EU aims to tackle waste packaging with new legislation

Europe aims to cut down on waste as quickly as possible in order to halt the overconsumption that is damaging the planet and adding to climate change. But despite previous attempts, waste packaging is still on the rise in Europe.


Collection methods

So which materials are best suited for closed-loop recycling? Vanya Veras, secretary general of Municipal Waste Europe, said the answer is more complicated than it might first appear.

“When we talk about closed loop recycling, the most problematic materials are generally plastics,” she said at the event. “Any materials eco-designed with a purpose of closed loop recycling are suitable for closed-loop recycling. Everything else has to be treated in a different way.”

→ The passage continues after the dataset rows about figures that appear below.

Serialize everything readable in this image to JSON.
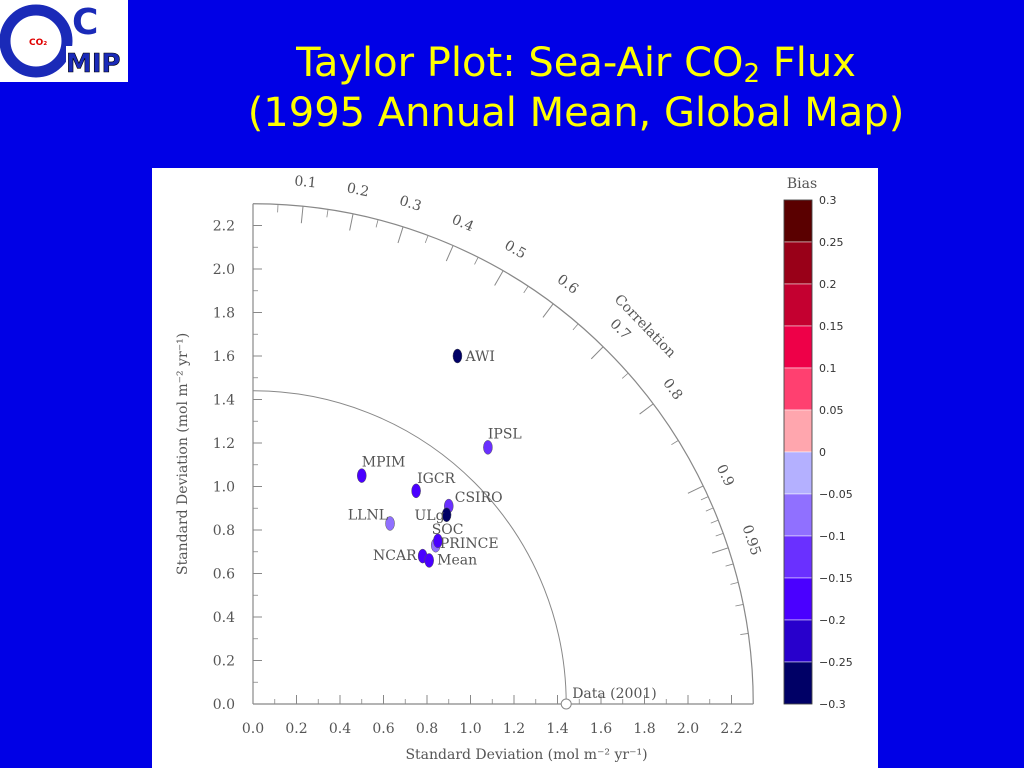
{
  "logo": {
    "letter_o": "O",
    "letter_c": "C",
    "small": "CO₂",
    "mip": "MIP"
  },
  "title": {
    "line1_main": "Taylor Plot: Sea-Air CO",
    "line1_sub": "2",
    "line1_tail": " Flux",
    "line2": "(1995 Annual Mean, Global Map)"
  },
  "colors": {
    "background": "#0000e6",
    "title": "#ffff00",
    "axis": "#888888"
  },
  "chart_data": {
    "type": "scatter",
    "subtype": "taylor-diagram",
    "xlabel": "Standard Deviation (mol m⁻² yr⁻¹)",
    "ylabel": "Standard Deviation (mol m⁻² yr⁻¹)",
    "xlim": [
      0,
      2.3
    ],
    "ylim": [
      0,
      2.3
    ],
    "x_ticks": [
      "0.0",
      "0.2",
      "0.4",
      "0.6",
      "0.8",
      "1.0",
      "1.2",
      "1.4",
      "1.6",
      "1.8",
      "2.0",
      "2.2"
    ],
    "y_ticks": [
      "0.0",
      "0.2",
      "0.4",
      "0.6",
      "0.8",
      "1.0",
      "1.2",
      "1.4",
      "1.6",
      "1.8",
      "2.0",
      "2.2"
    ],
    "correlation_label": "Correlation",
    "correlation_ticks": [
      "0.1",
      "0.2",
      "0.3",
      "0.4",
      "0.5",
      "0.6",
      "0.7",
      "0.8",
      "0.9",
      "0.95"
    ],
    "reference": {
      "label": "Data (2001)",
      "std": 1.44
    },
    "points": [
      {
        "label": "AWI",
        "x": 0.94,
        "y": 1.6,
        "bias": -0.3
      },
      {
        "label": "IPSL",
        "x": 1.08,
        "y": 1.18,
        "bias": -0.1
      },
      {
        "label": "MPIM",
        "x": 0.5,
        "y": 1.05,
        "bias": -0.15
      },
      {
        "label": "IGCR",
        "x": 0.75,
        "y": 0.98,
        "bias": -0.15
      },
      {
        "label": "CSIRO",
        "x": 0.9,
        "y": 0.91,
        "bias": -0.1
      },
      {
        "label": "LLNL",
        "x": 0.63,
        "y": 0.83,
        "bias": -0.05
      },
      {
        "label": "ULg",
        "x": 0.89,
        "y": 0.87,
        "bias": -0.3
      },
      {
        "label": "SOC",
        "x": 0.84,
        "y": 0.73,
        "bias": -0.05
      },
      {
        "label": "PRINCE",
        "x": 0.85,
        "y": 0.75,
        "bias": -0.15
      },
      {
        "label": "NCAR",
        "x": 0.78,
        "y": 0.68,
        "bias": -0.15
      },
      {
        "label": "Mean",
        "x": 0.81,
        "y": 0.66,
        "bias": -0.15
      }
    ],
    "colorbar": {
      "title": "Bias",
      "labels": [
        "0.3",
        "0.25",
        "0.2",
        "0.15",
        "0.1",
        "0.05",
        "0",
        "−0.05",
        "−0.1",
        "−0.15",
        "−0.2",
        "−0.25",
        "−0.3"
      ],
      "colors": [
        "#5a0000",
        "#990018",
        "#c40030",
        "#ee0048",
        "#ff4070",
        "#ffa6ae",
        "#b4b0ff",
        "#9070ff",
        "#6a30ff",
        "#4a00ff",
        "#2800cc",
        "#000066"
      ]
    }
  }
}
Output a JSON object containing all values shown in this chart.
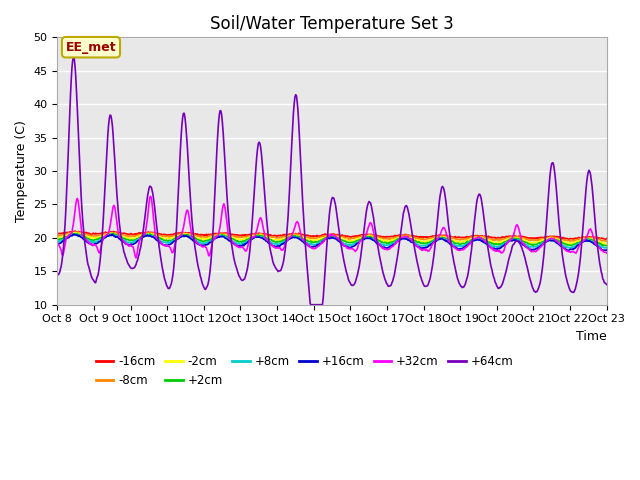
{
  "title": "Soil/Water Temperature Set 3",
  "xlabel": "Time",
  "ylabel": "Temperature (C)",
  "ylim": [
    10,
    50
  ],
  "xlim": [
    0,
    15
  ],
  "x_tick_labels": [
    "Oct 8",
    "Oct 9",
    "Oct 10",
    "Oct 11",
    "Oct 12",
    "Oct 13",
    "Oct 14",
    "Oct 15",
    "Oct 16",
    "Oct 17",
    "Oct 18",
    "Oct 19",
    "Oct 20",
    "Oct 21",
    "Oct 22",
    "Oct 23"
  ],
  "annotation_text": "EE_met",
  "annotation_bg": "#ffffcc",
  "annotation_border": "#bbaa00",
  "annotation_text_color": "#990000",
  "series": {
    "-16cm": {
      "color": "#ff0000",
      "lw": 1.2
    },
    "-8cm": {
      "color": "#ff8800",
      "lw": 1.2
    },
    "-2cm": {
      "color": "#ffff00",
      "lw": 1.2
    },
    "+2cm": {
      "color": "#00cc00",
      "lw": 1.2
    },
    "+8cm": {
      "color": "#00cccc",
      "lw": 1.2
    },
    "+16cm": {
      "color": "#0000cc",
      "lw": 1.2
    },
    "+32cm": {
      "color": "#ff00ff",
      "lw": 1.2
    },
    "+64cm": {
      "color": "#7700bb",
      "lw": 1.2
    }
  },
  "bg_color": "#e8e8e8",
  "grid_color": "#ffffff",
  "title_fontsize": 12
}
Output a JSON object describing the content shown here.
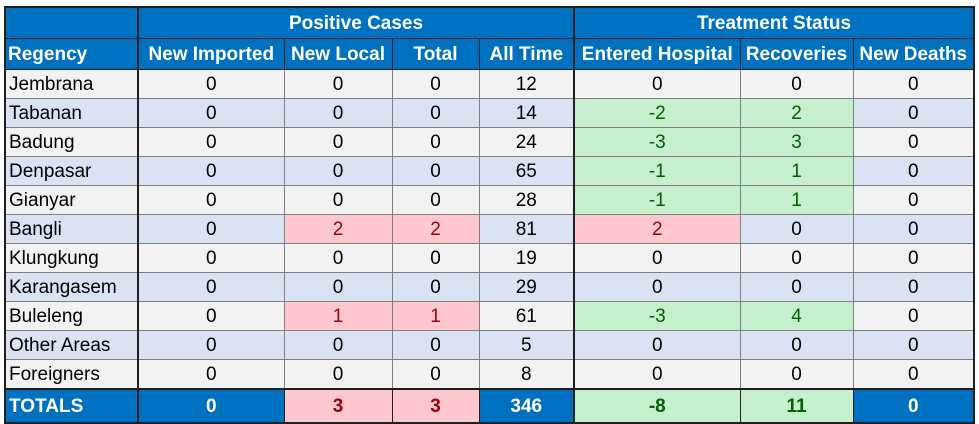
{
  "groups": {
    "positive_cases": "Positive Cases",
    "treatment_status": "Treatment Status"
  },
  "columns": [
    "Regency",
    "New Imported",
    "New Local",
    "Total",
    "All Time",
    "Entered Hospital",
    "Recoveries",
    "New Deaths"
  ],
  "rows": [
    {
      "regency": "Jembrana",
      "new_imported": "0",
      "new_local": "0",
      "total": "0",
      "all_time": "12",
      "entered_hospital": "0",
      "recoveries": "0",
      "new_deaths": "0"
    },
    {
      "regency": "Tabanan",
      "new_imported": "0",
      "new_local": "0",
      "total": "0",
      "all_time": "14",
      "entered_hospital": "-2",
      "recoveries": "2",
      "new_deaths": "0"
    },
    {
      "regency": "Badung",
      "new_imported": "0",
      "new_local": "0",
      "total": "0",
      "all_time": "24",
      "entered_hospital": "-3",
      "recoveries": "3",
      "new_deaths": "0"
    },
    {
      "regency": "Denpasar",
      "new_imported": "0",
      "new_local": "0",
      "total": "0",
      "all_time": "65",
      "entered_hospital": "-1",
      "recoveries": "1",
      "new_deaths": "0"
    },
    {
      "regency": "Gianyar",
      "new_imported": "0",
      "new_local": "0",
      "total": "0",
      "all_time": "28",
      "entered_hospital": "-1",
      "recoveries": "1",
      "new_deaths": "0"
    },
    {
      "regency": "Bangli",
      "new_imported": "0",
      "new_local": "2",
      "total": "2",
      "all_time": "81",
      "entered_hospital": "2",
      "recoveries": "0",
      "new_deaths": "0"
    },
    {
      "regency": "Klungkung",
      "new_imported": "0",
      "new_local": "0",
      "total": "0",
      "all_time": "19",
      "entered_hospital": "0",
      "recoveries": "0",
      "new_deaths": "0"
    },
    {
      "regency": "Karangasem",
      "new_imported": "0",
      "new_local": "0",
      "total": "0",
      "all_time": "29",
      "entered_hospital": "0",
      "recoveries": "0",
      "new_deaths": "0"
    },
    {
      "regency": "Buleleng",
      "new_imported": "0",
      "new_local": "1",
      "total": "1",
      "all_time": "61",
      "entered_hospital": "-3",
      "recoveries": "4",
      "new_deaths": "0"
    },
    {
      "regency": "Other Areas",
      "new_imported": "0",
      "new_local": "0",
      "total": "0",
      "all_time": "5",
      "entered_hospital": "0",
      "recoveries": "0",
      "new_deaths": "0"
    },
    {
      "regency": "Foreigners",
      "new_imported": "0",
      "new_local": "0",
      "total": "0",
      "all_time": "8",
      "entered_hospital": "0",
      "recoveries": "0",
      "new_deaths": "0"
    }
  ],
  "totals": {
    "label": "TOTALS",
    "new_imported": "0",
    "new_local": "3",
    "total": "3",
    "all_time": "346",
    "entered_hospital": "-8",
    "recoveries": "11",
    "new_deaths": "0"
  },
  "colors": {
    "header_blue": "#0070c0",
    "row_light": "#f2f2f2",
    "row_blue": "#dae3f3",
    "increase_pink": "#ffc7ce",
    "increase_text": "#9c0006",
    "decrease_green": "#c6efce",
    "decrease_text": "#006100"
  }
}
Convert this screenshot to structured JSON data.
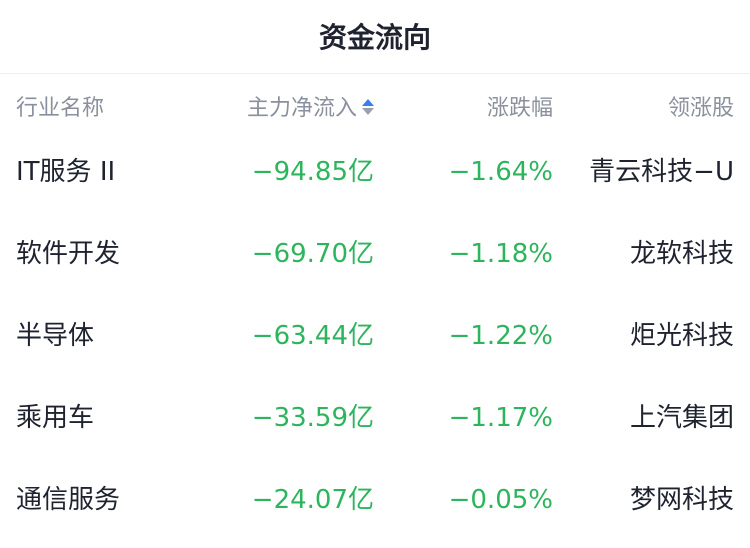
{
  "title": "资金流向",
  "colors": {
    "negative": "#2db55d",
    "sort_active": "#3b7cf0"
  },
  "headers": {
    "industry": "行业名称",
    "net_inflow": "主力净流入",
    "change": "涨跌幅",
    "leader": "领涨股",
    "sort_icon": "sort-ascending-icon"
  },
  "rows": [
    {
      "industry": "IT服务 II",
      "net_inflow": "−94.85亿",
      "change": "−1.64%",
      "leader": "青云科技−U"
    },
    {
      "industry": "软件开发",
      "net_inflow": "−69.70亿",
      "change": "−1.18%",
      "leader": "龙软科技"
    },
    {
      "industry": "半导体",
      "net_inflow": "−63.44亿",
      "change": "−1.22%",
      "leader": "炬光科技"
    },
    {
      "industry": "乘用车",
      "net_inflow": "−33.59亿",
      "change": "−1.17%",
      "leader": "上汽集团"
    },
    {
      "industry": "通信服务",
      "net_inflow": "−24.07亿",
      "change": "−0.05%",
      "leader": "梦网科技"
    }
  ]
}
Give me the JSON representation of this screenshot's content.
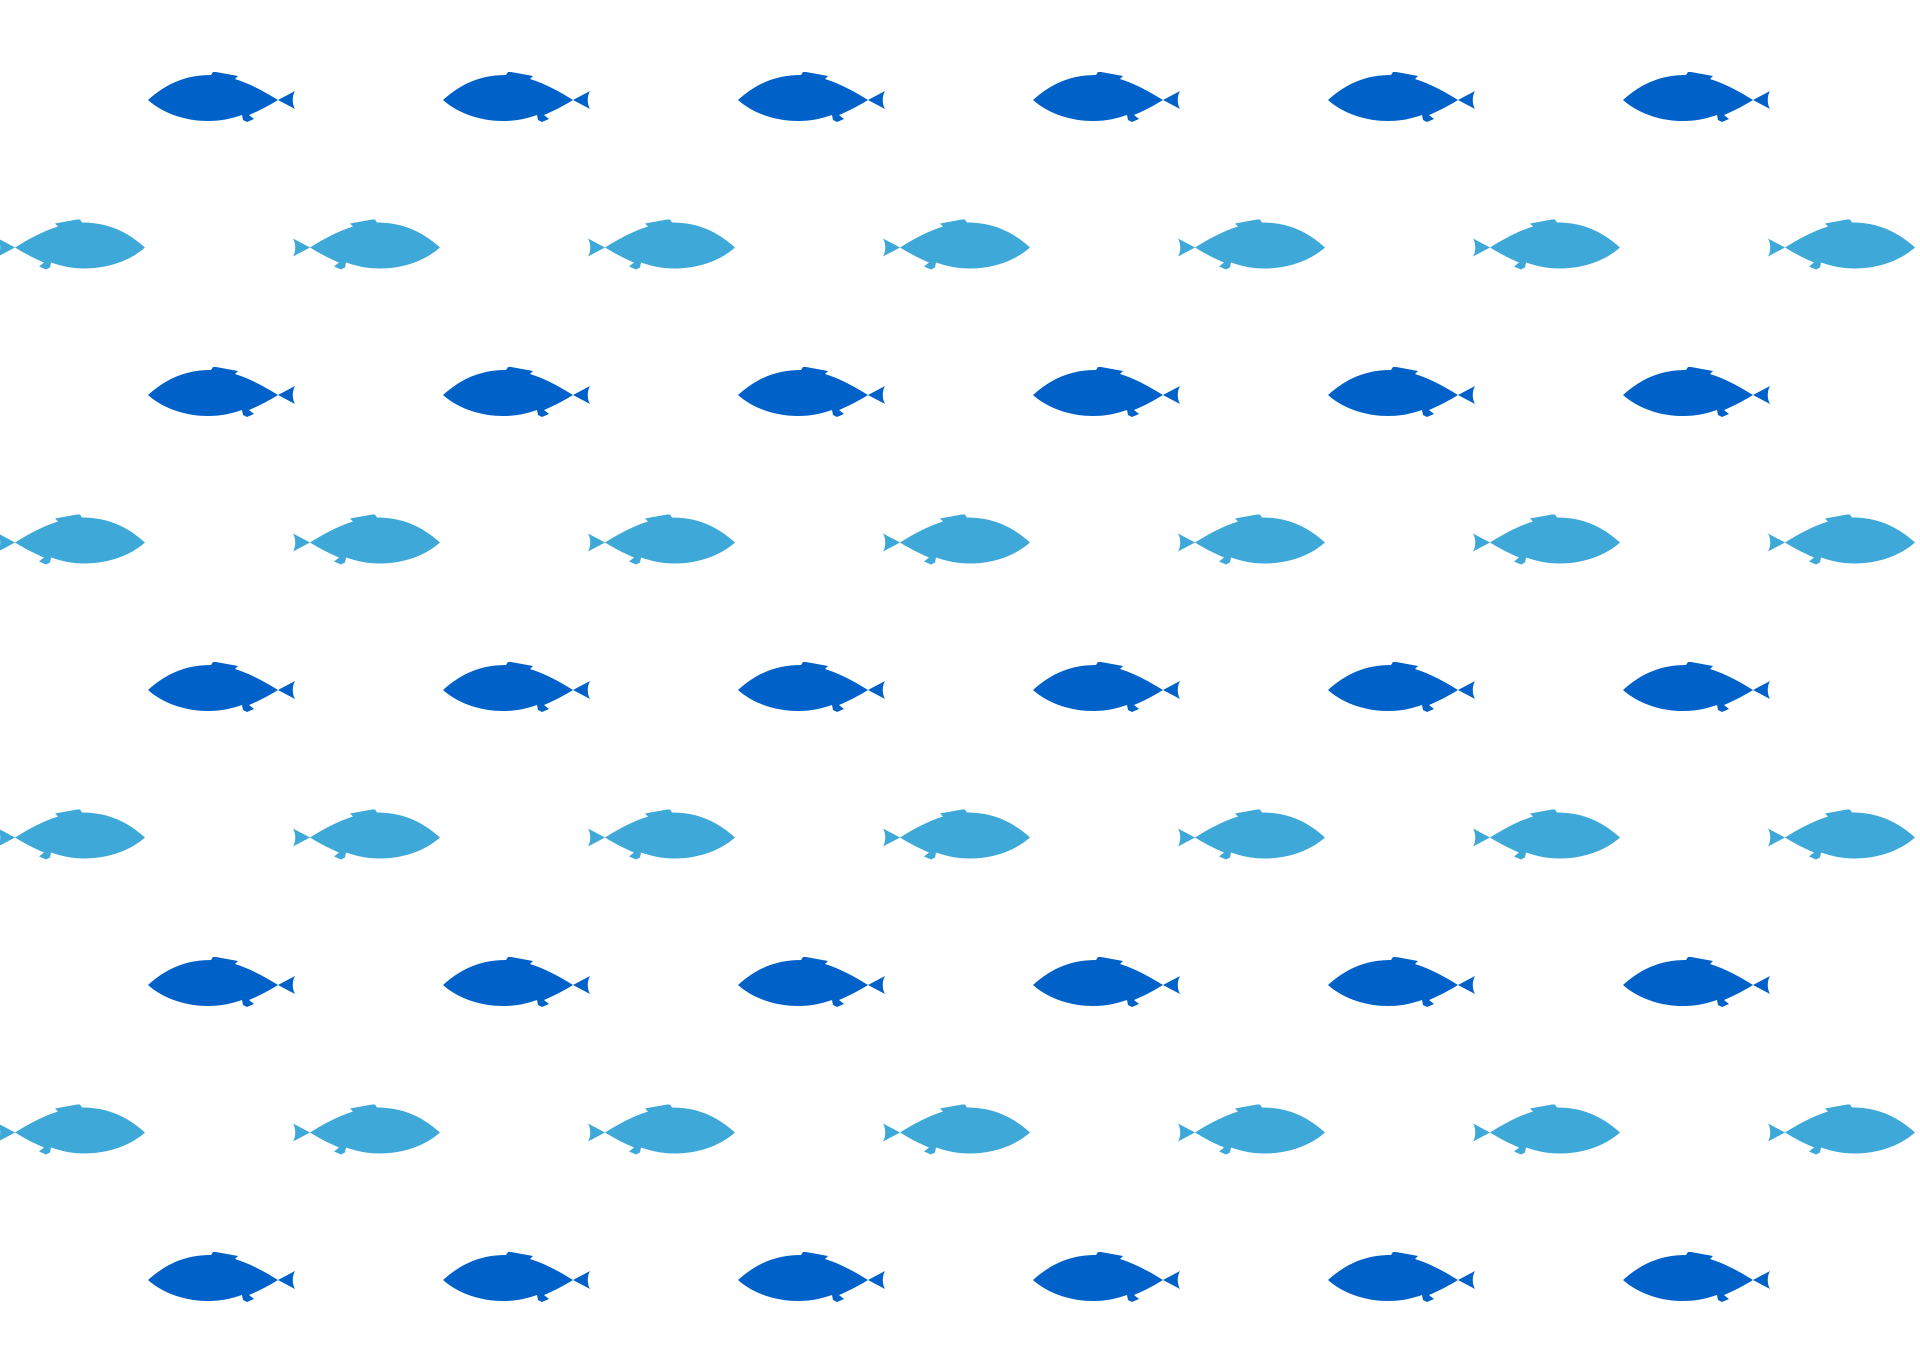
{
  "pattern": {
    "background_color": "#ffffff",
    "fish_colors": {
      "dark": "#0061c8",
      "light": "#3ea9d8"
    },
    "row_styles": [
      "dark",
      "light",
      "dark",
      "light",
      "dark",
      "light",
      "dark",
      "light",
      "dark"
    ],
    "row_facing": [
      "left",
      "right",
      "left",
      "right",
      "left",
      "right",
      "left",
      "right",
      "left"
    ],
    "fish_per_row": [
      6,
      7,
      6,
      7,
      6,
      7,
      6,
      7,
      6
    ],
    "fish_icon": "fish-icon"
  }
}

“There are gaping holes in our waste management system globally and particularly in Europe,” she added. “It doesn’t matter how good our collection system is or how good our materials are. If the situation continues where there are untraced shipments of waste within and outside of Europe, we will continue to lose waste to the wrong type of treatment, or even to landfills or dumps.”

But the question of how to increase that collection is a contentious one. Some EU countries, such as Germany, have deposit return schemes where customers are charged a fee for bottles that they only get back if they return them to a bottle bank. In Germany this system exists for both glass and plastic bottles. But other countries, such as Belgium, have no deposit return scheme at all.

“These discussions happened [while crafting] the single use plastics directive,” the Commission’s Petrova recalled. “At that time there was a lot of debate about whether deposit refund systems are a silver bullet to achieve high separate collection…or if they’re the silver bullet for bottles that would kill all the others.”

“The question whether to introduce a deposit refund scheme, or another arrangement under extended producer responsibility, was left open to take account of subsidiarity – local conditions or arrangements,” Petrova added. “Deposit refund schemes are an excellent example of behavioral science. In this way the waste really gets value for the one that holds it. But then the question is whether there are trade offs with other materials, in case we perceive as valuable only the stuff where we get back a refund, while the others aren’t managed as properly.”

As the Commission readies its proposal to see the light of day in a few months, stakeholders in the packaging and beverage sectors will be watching closely for policies that could have a major effect on how they operate.